They key thing I realized after I wrote my last comment is that you've
(probably) been thinking in terms of an object cache. Your comments make a lot
of sense if the cache is something like a key/value store that you shove an
address and an object into. If you can't fit the string in the cache, it won't
be in the cache at all. If you want to access a character in the string, you
need to access the string first (pull it from the cache) and then access the
character you want.

CPU caches don't map very well to that model. CPU caches make a lot more sense
if you think about the system memory as one enormous array of contiguous
bytes. The CPU doesn't know anything about objects.
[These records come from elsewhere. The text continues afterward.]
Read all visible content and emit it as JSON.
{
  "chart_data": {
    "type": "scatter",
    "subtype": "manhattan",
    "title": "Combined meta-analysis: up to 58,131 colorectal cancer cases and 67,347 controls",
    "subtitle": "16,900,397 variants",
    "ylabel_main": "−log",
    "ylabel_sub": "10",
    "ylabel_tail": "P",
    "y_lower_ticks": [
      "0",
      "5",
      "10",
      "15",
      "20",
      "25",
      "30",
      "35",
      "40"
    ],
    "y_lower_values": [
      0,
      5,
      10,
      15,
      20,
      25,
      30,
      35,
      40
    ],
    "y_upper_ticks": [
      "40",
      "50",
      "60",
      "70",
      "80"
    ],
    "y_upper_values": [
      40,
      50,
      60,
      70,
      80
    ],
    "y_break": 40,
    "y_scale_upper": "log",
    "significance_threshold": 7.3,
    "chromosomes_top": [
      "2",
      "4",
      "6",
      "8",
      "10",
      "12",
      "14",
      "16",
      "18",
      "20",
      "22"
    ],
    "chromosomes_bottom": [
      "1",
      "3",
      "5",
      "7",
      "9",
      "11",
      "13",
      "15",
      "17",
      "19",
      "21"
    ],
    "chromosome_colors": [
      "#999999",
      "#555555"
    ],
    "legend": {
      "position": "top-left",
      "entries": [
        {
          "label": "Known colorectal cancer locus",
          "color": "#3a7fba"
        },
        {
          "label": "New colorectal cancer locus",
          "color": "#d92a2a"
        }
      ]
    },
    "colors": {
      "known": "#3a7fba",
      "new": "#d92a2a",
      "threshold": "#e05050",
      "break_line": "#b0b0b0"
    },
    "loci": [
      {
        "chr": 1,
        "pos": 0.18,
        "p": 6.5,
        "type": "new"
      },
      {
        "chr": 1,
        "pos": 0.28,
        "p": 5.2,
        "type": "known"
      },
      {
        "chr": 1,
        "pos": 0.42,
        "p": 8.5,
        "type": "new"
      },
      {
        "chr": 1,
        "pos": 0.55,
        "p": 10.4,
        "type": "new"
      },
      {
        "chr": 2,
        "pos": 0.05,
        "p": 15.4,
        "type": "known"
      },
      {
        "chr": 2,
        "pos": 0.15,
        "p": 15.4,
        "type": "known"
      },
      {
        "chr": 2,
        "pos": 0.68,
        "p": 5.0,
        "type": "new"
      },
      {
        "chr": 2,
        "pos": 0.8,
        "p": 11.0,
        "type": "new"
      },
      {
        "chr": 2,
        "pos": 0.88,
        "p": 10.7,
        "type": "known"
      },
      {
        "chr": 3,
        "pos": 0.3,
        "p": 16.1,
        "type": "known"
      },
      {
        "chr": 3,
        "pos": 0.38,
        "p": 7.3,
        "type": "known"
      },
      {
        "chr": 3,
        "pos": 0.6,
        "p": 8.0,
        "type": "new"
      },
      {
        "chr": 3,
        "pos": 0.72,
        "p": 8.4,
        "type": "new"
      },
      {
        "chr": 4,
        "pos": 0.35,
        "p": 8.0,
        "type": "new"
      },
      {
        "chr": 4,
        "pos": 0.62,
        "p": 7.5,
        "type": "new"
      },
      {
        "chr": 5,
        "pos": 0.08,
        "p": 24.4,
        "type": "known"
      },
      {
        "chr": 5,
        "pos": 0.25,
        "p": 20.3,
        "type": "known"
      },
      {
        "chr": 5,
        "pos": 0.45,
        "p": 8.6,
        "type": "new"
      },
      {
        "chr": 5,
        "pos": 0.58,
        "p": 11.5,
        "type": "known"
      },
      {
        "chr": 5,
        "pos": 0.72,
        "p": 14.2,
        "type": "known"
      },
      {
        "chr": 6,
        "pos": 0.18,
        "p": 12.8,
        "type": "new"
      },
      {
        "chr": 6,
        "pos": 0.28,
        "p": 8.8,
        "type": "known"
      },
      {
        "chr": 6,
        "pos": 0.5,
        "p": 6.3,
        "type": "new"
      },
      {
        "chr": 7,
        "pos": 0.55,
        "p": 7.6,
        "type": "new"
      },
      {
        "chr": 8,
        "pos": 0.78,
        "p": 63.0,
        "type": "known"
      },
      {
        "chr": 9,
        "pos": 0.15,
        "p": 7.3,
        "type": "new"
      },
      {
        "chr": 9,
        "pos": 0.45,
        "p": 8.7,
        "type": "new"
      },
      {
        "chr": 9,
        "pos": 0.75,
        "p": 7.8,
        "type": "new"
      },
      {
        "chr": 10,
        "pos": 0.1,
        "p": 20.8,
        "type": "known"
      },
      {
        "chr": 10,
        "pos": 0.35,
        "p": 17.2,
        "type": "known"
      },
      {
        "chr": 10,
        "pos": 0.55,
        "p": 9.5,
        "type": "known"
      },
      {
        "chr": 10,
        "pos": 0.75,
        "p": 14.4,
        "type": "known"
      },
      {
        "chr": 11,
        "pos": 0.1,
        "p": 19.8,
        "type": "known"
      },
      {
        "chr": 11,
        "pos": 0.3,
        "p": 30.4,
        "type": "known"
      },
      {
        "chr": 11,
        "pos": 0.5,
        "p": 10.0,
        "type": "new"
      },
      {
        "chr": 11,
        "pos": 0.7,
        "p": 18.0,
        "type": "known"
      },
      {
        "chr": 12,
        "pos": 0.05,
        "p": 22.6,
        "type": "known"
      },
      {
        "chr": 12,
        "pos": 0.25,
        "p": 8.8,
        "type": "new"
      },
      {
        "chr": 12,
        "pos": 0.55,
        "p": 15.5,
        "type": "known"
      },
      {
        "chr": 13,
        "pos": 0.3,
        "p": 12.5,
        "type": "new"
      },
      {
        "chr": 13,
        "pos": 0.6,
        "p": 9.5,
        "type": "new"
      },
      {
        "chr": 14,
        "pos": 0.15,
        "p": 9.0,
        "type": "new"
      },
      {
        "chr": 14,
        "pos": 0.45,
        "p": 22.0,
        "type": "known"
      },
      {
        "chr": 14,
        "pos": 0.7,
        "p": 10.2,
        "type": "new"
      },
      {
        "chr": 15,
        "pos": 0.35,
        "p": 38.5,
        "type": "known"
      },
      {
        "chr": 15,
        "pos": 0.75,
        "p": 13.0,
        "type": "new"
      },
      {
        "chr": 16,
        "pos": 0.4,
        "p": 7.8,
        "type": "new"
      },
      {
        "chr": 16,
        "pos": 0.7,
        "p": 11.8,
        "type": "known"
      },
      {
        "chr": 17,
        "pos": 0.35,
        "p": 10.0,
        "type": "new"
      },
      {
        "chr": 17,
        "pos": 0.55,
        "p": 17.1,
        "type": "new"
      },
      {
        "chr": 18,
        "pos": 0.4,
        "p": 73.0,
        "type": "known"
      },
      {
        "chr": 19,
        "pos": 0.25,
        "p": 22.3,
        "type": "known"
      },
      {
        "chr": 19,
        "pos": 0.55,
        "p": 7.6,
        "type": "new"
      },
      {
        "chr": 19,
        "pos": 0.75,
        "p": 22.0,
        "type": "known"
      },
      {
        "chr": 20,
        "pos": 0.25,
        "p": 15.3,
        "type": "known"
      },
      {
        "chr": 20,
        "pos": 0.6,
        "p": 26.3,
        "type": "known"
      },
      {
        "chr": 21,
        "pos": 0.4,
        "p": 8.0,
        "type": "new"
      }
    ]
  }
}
It just knows about
different-sized chunks of bytes (pages, cache lines) that it can read from the
array (system memory). The cache doesn't hold objects (and cannot, because the
CPU has no concept of an object). The cache just holds a bit of memory pulled
from the array. The benefits of CPU caches come from recency (you'll probably
touch the same memory again very soon) and data locality (the CPU will already
read in an entire chunk, which is awesome if you're going to touch nearby
memory). Your strings are embedded in this enormous array. The "chunking"
behavior means that adjacent strings will be loaded together if they're short
enough. The shorter, the better, as observed here.

From a quick look, this appears to be one of the better explanations of CPU
caches online:

[https://courses.cs.washington.edu/courses/cse378/09wi/lectur...](https://courses.cs.washington.edu/courses/cse378/09wi/lectures/lec15.pdf)